Manuel Diana
- Full name: Manuel Diana Olaso
- Born: 7 March 1996 (age 29) Montevideo, Uruguay
- Height: 190 cm (6 ft 3 in)
- Weight: 106 kg (234 lb)
- Occupation: rugby player

Rugby union career
- Position: Number 8
- Current team: Toronto Arrows

Senior career
- Years: Team / Apps / (Points)
- 2020−2021: Toronto Arrows / 18 / (25)
- 2022−: Peñarol Rugby
- Correct as of 3 March 2020

International career
- Years: Team / Apps / (Points)
- 2015: Uruguay Under 20 / 4 / (20)
- 2016–present: Uruguay / 38 / (35)
- Correct as of 9 September 2023

= Manuel Diana =

Uruguayan rugby union player

Manuel Diana Olaso (born 7 March 1996) is a Uruguayan rugby union player, currently playing for Súper Liga Americana de Rugby side Peñarol. He previously played as a number eight for the Toronto Arrows in Major League Rugby (MLR). He also represents Uruguay internationally.

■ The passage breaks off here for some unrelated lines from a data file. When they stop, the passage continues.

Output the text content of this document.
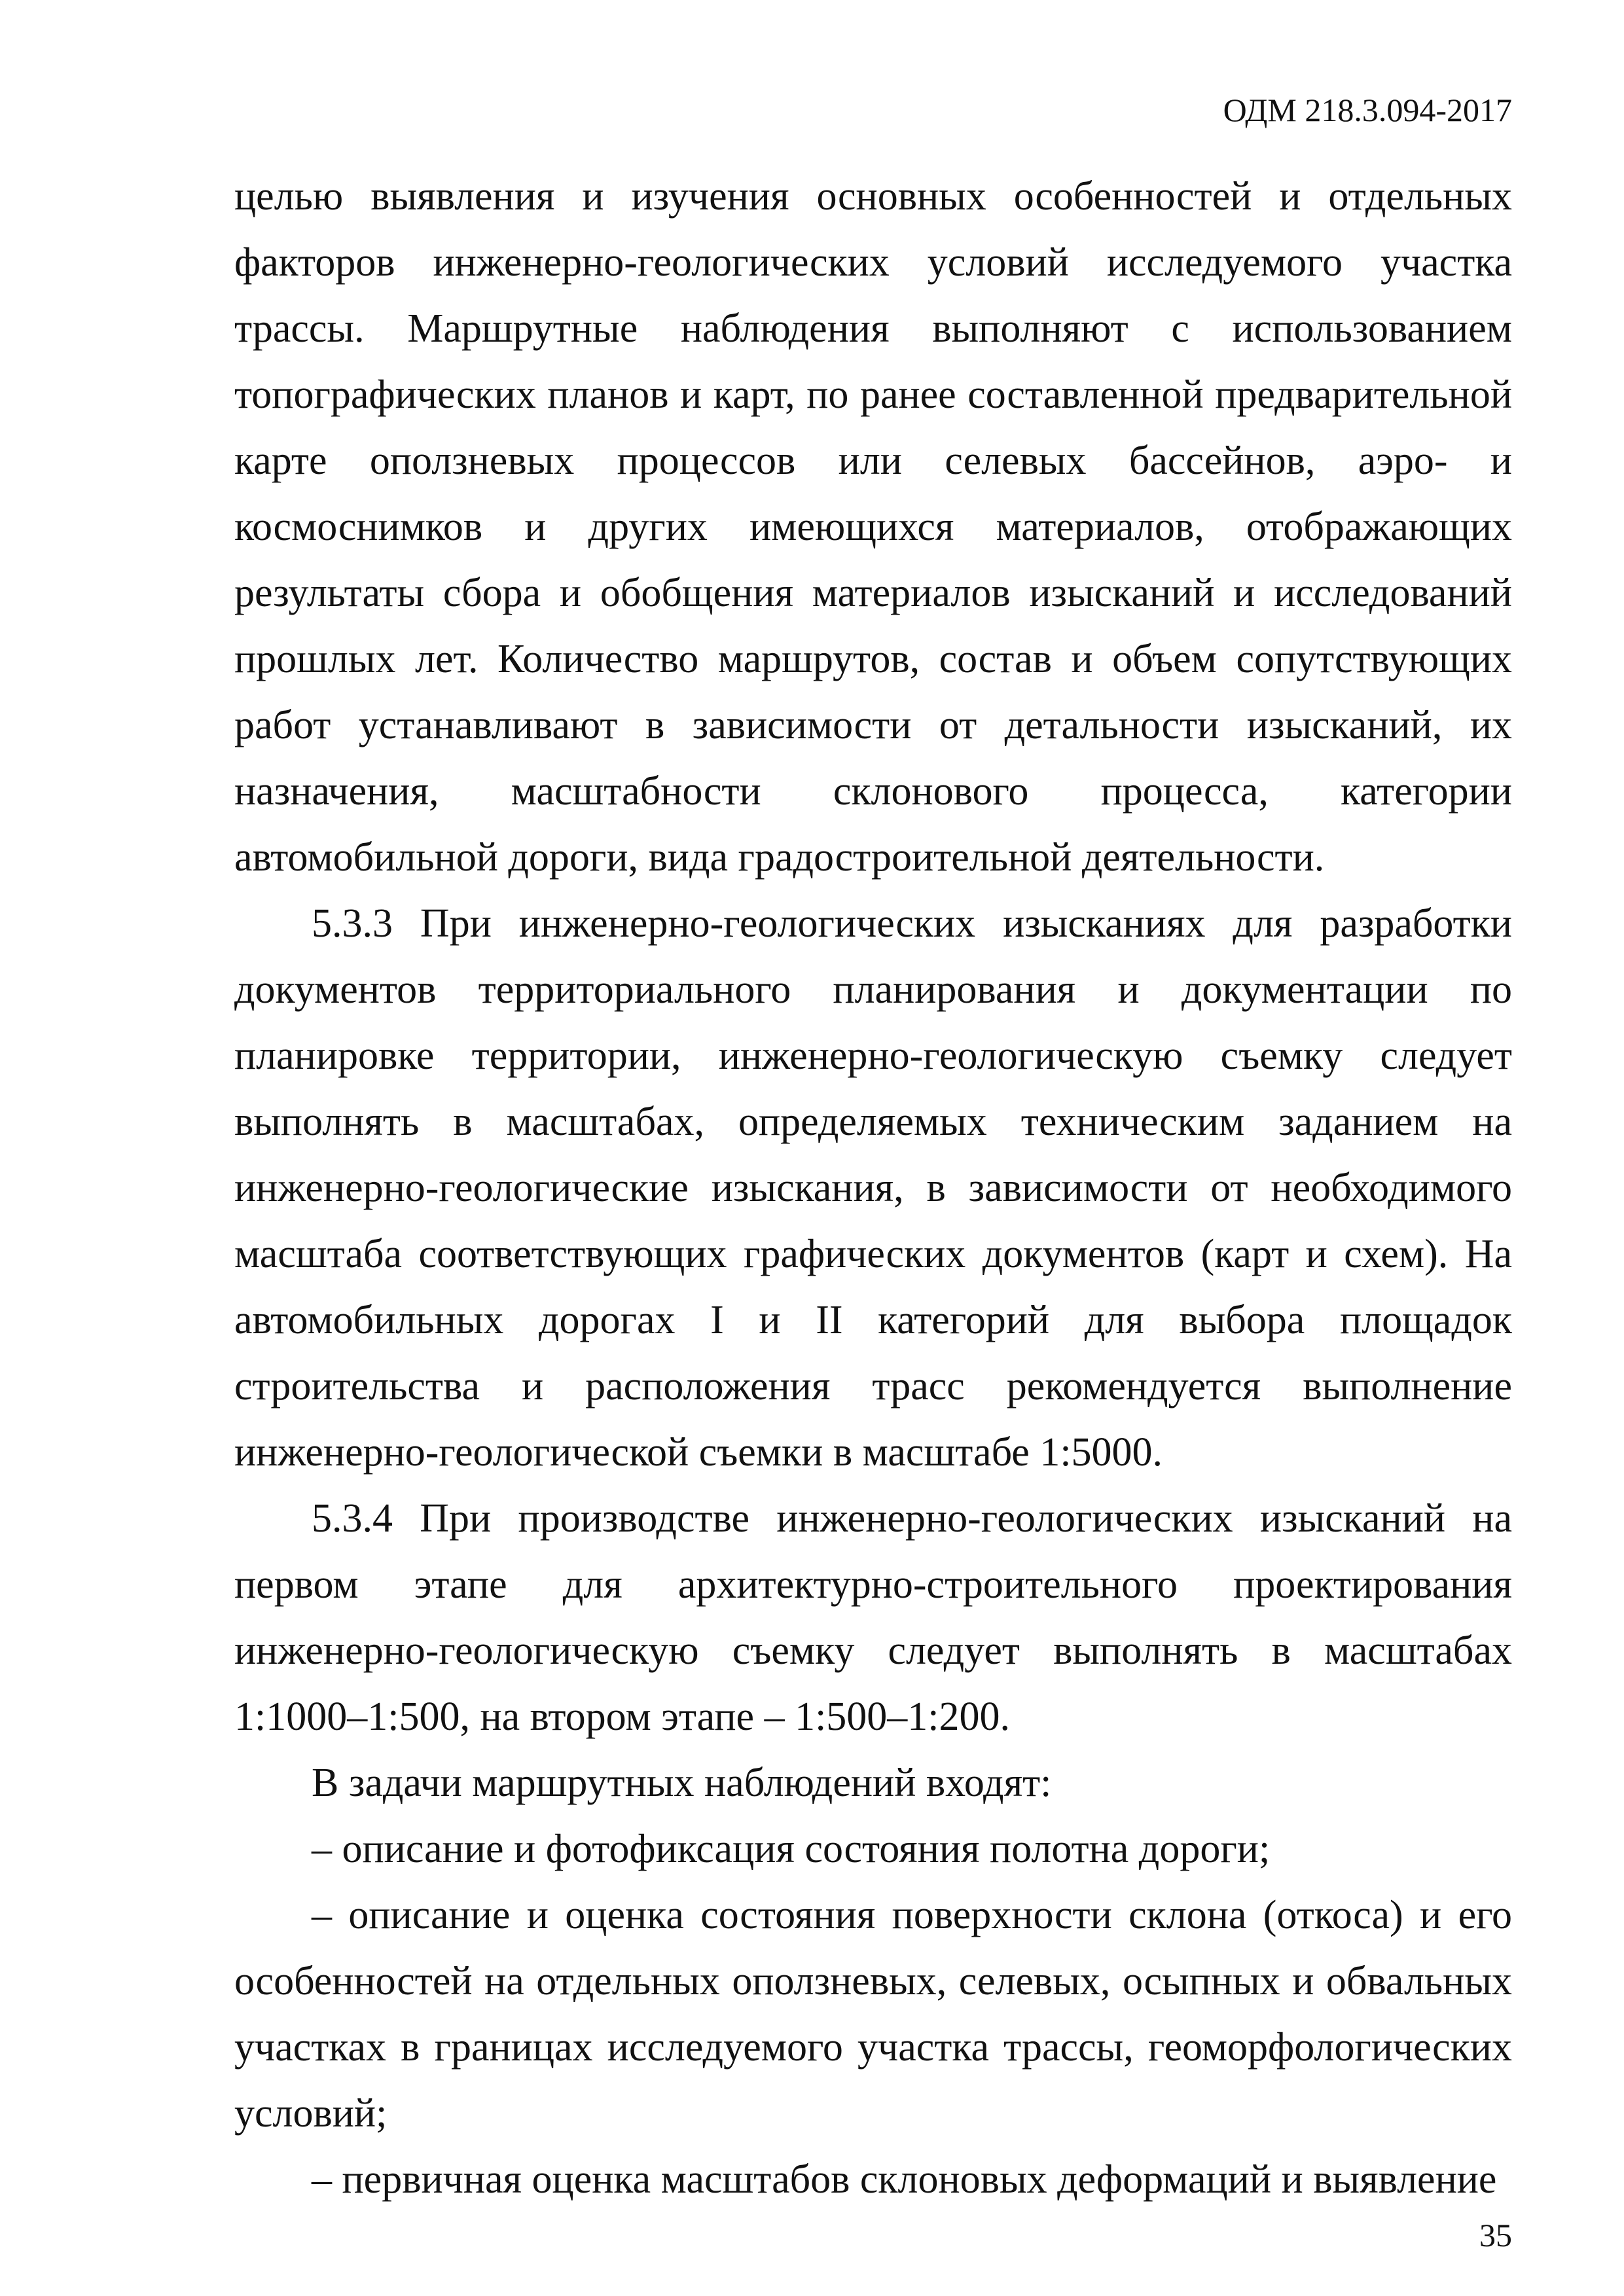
ОДМ 218.3.094-2017

целью выявления и изучения основных особенностей и отдельных факторов инженерно-геологических условий исследуемого участка трассы. Маршрутные наблюдения выполняют с использованием топографических планов и карт, по ранее составленной предварительной карте оползневых процессов или селевых бассейнов, аэро- и космоснимков и других имеющихся материалов, отображающих результаты сбора и обобщения материалов изысканий и исследований прошлых лет. Количество маршрутов, состав и объем сопутствующих работ устанавливают в зависимости от детальности изысканий, их назначения, масштабности склонового процесса, категории автомобильной дороги, вида градостроительной деятельности.

5.3.3 При инженерно-геологических изысканиях для разработки документов территориального планирования и документации по планировке территории, инженерно-геологическую съемку следует выполнять в масштабах, определяемых техническим заданием на инженерно-геологические изыскания, в зависимости от необходимого масштаба соответствующих графических документов (карт и схем). На автомобильных дорогах I и II категорий для выбора площадок строительства и расположения трасс рекомендуется выполнение инженерно-геологической съемки в масштабе 1:5000.

5.3.4 При производстве инженерно-геологических изысканий на первом этапе для архитектурно-строительного проектирования инженерно-геологическую съемку следует выполнять в масштабах 1:1000–1:500, на втором этапе – 1:500–1:200.

В задачи маршрутных наблюдений входят:

– описание и фотофиксация состояния полотна дороги;

– описание и оценка состояния поверхности склона (откоса) и его особенностей на отдельных оползневых, селевых, осыпных и обвальных участках в границах исследуемого участка трассы, геоморфологических условий;

– первичная оценка масштабов склоновых деформаций и выявление

35
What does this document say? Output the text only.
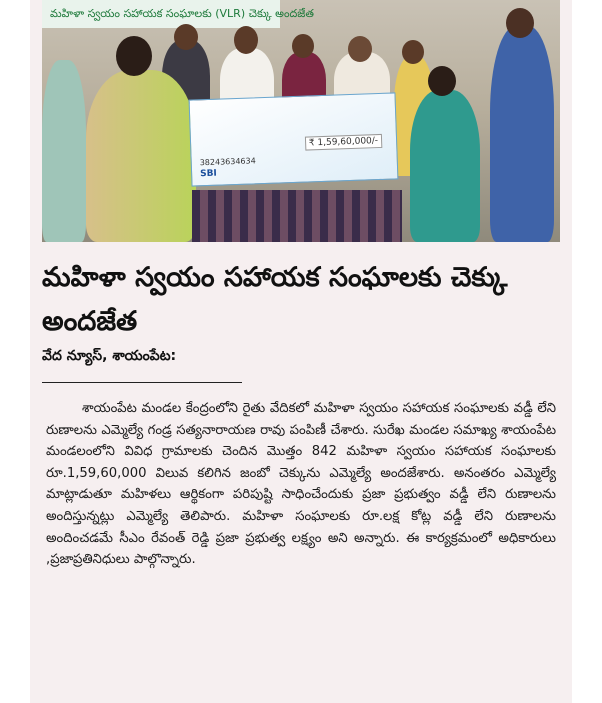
మహిళా స్వయం సహాయక సంఘాలకు (VLR) చెక్కు అందజేత
38243634634
₹ 1,59,60,000/-
SBI
మహిళా స్వయం సహాయక సంఘాలకు చెక్కు అందజేత
వేద న్యూస్, శాయంపేట:
శాయంపేట మండల కేంద్రంలోని రైతు వేదికలో మహిళా స్వయం సహాయక సంఘాలకు వడ్డీ లేని రుణాలను ఎమ్మెల్యే గండ్ర సత్యనారాయణ రావు పంపిణీ చేశారు. సురేఖ మండల సమాఖ్య శాయంపేట మండలంలోని వివిధ గ్రామాలకు చెందిన మొత్తం 842 మహిళా స్వయం సహాయక సంఘాలకు రూ.1,59,60,000 విలువ కలిగిన జంబో చెక్కును ఎమ్మెల్యే అందజేశారు. అనంతరం ఎమ్మెల్యే మాట్లాడుతూ మహిళలు ఆర్థికంగా పరిపుష్టి సాధించేందుకు ప్రజా ప్రభుత్వం వడ్డీ లేని రుణాలను అందిస్తున్నట్లు ఎమ్మెల్యే తెలిపారు. మహిళా సంఘాలకు రూ.లక్ష కోట్ల వడ్డీ లేని రుణాలను అందించడమే సీఎం రేవంత్ రెడ్డి ప్రజా ప్రభుత్వ లక్ష్యం అని అన్నారు. ఈ కార్యక్రమంలో అధికారులు ,ప్రజాప్రతినిధులు పాల్గొన్నారు.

Diana attended Stella Maris College and the University of Montevideo. He was included in the Uruguayan squad for the 2019 Rugby World Cup which was held in Japan for the first time and also marked his first World Cup appearance.

== Career ==
He made his international debut for Uruguay against Argentina XV on 11 February 2017.